El ex ministro de Fomento, Rafael Arias Salgado durante la presentación de la ley estatal hizo una encendida declaración de fe en las virtudes taumatúrgicas que tendría sobre el abaratamiento del suelo la multiplicación de suelo urbanizable, olvidando que lo verdaderamente relevante para impulsar la oferta de viviendas y disminuir su precio es la existencia de suelo urbanizado. El único efecto visible desde que en 1996 se pusieron en marcha las llamadas medidas liberalizadoras de suelo, ha sido la subida del precio de las viviendas en un 40%.
A esto habría que añadir el dato –puesto de manifiesto en la Revista de Derecho Urbanístico por Jose Luis González-Berenguer–, de que, desde que comenzó el proceso de desregulación, los bancos han comprado más de 350 millones de metros cuadrados de suelo agrario a muy bajo precio; un inmenso activo no fungible, que pueden poner en el mercado al ritmo que estimen conveniente y especular con la cotización de este bien básico.

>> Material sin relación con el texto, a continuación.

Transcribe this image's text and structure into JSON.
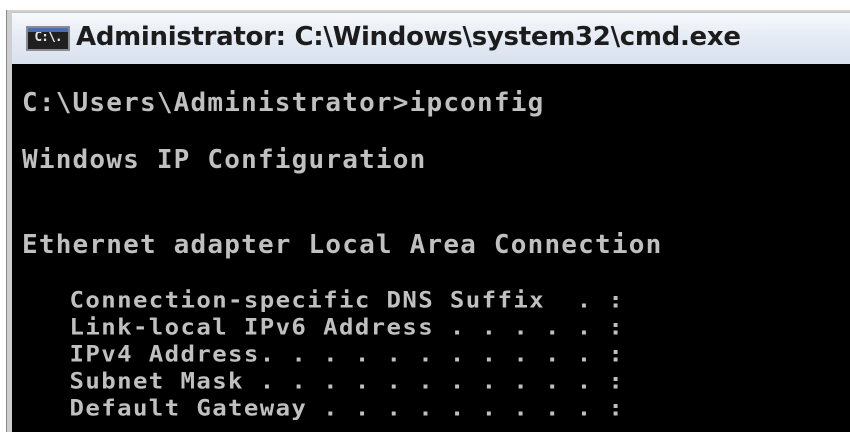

Los patrimonios públicos de suelo

Uno de los elementos más positivos de la futura ley de Cantabria es la constitución de patrimonios públicos de suelo tanto en los ayuntamientos como en el Gobierno regional. Sin embargo, esta fórmula no es nueva. En realidad, se recoge en el derecho español desde la Ley del Suelo de 1956 sin que hasta la fecha se tenga noticia de que ningún ayuntamiento haya puesto en marcha este mecanismo. Si tal y como se establecía en aquella lejana ley, los municipios hubiera dedicado el 5% del presupuesto anual a la adquisición de terrenos, y los hubieran ido poniendo gradualmente en el mercado a un precio que sirviera para moderar el coste del suelo, el problema de la vivienda se habría resuelto en términos mucho menos gravosos para los bolsillos de los usuarios. “Falta voluntad política” opina el especialista en derecho urbanístico, Manuel Pardo Castillo, que señala como “a menudo los concejales tienen intereses inmobiliarios, ya sea directamente, por amistad o por parentesco”.
Pardo Castillo aboga por el concurso para adjudicar terrenos de titularidad pública, como la fórmula más idónea para impulsar la edificación de viviendas sociales. Sin embargo, la realidad es muy otra y los ayuntamientos suelen recurrir a la subasta de suelo con precios de partida que lo encarecen notablemente. Lejos de servir a su función social más inmediata, el suelo se ha convertido en un mecanismo de financiación para las administraciones locales, que suelen justificarse aduciendo su escasez de recursos. El propio FMI (Fondo Monetario Internacional) se ha hecho eco del problema que supone en España el encarecimiento del suelo como consecuencia de las subastas, y ha recomendado al Gobierno de José María Aznar que amplíe la cesión de impuestos a los ayuntamientos para evitar que ellos mismo propicien la especulación urbanística.

Impuesto revolucionario

La Ley de Suelo de 1998 prevé una fórmula para allegar ingresos, estableciendo la obligación de ceder a los ayuntamientos hasta el diez por ciento del suelo sobre el que vaya a ejecutarse un plan parcial. En el anteproyecto se recoge también la posibilidad de que esa cesión sea sustituida por su equivalente económico previa valoración pericial. Aún reconociendo el carácter positivo de esta medida para los intereses municipales, esta fórmula ha llegado a ser definida por el titular de una de las principales alcaldías de Cantabria, como un “impuesto revolucionario destinado a financiar las arcas municipales”.
Lo cierto es que el anteproyecto de ley de Cantabria deja en manos de los ayuntamientos la fijación del porcentaje de suelo que debe ser cedido, lo que suscita grandes dudas sobre la capacidad de los municipios más pequeños para hacer valer este derecho ante la iniciativa privada. Además, los ayuntamientos no estarían obligados, según el borrador, a contribuir a los gastos de urbanización sobre el suelo cedido, lo que ha sido acogido con reticencia por los promotores, que sin embargo, sí se benefician de una rebaja sustancial en la exigencia de garantía económica en los planes parciales de iniciativa privada, donde el tradicional 6% queda reducido hasta el 2%.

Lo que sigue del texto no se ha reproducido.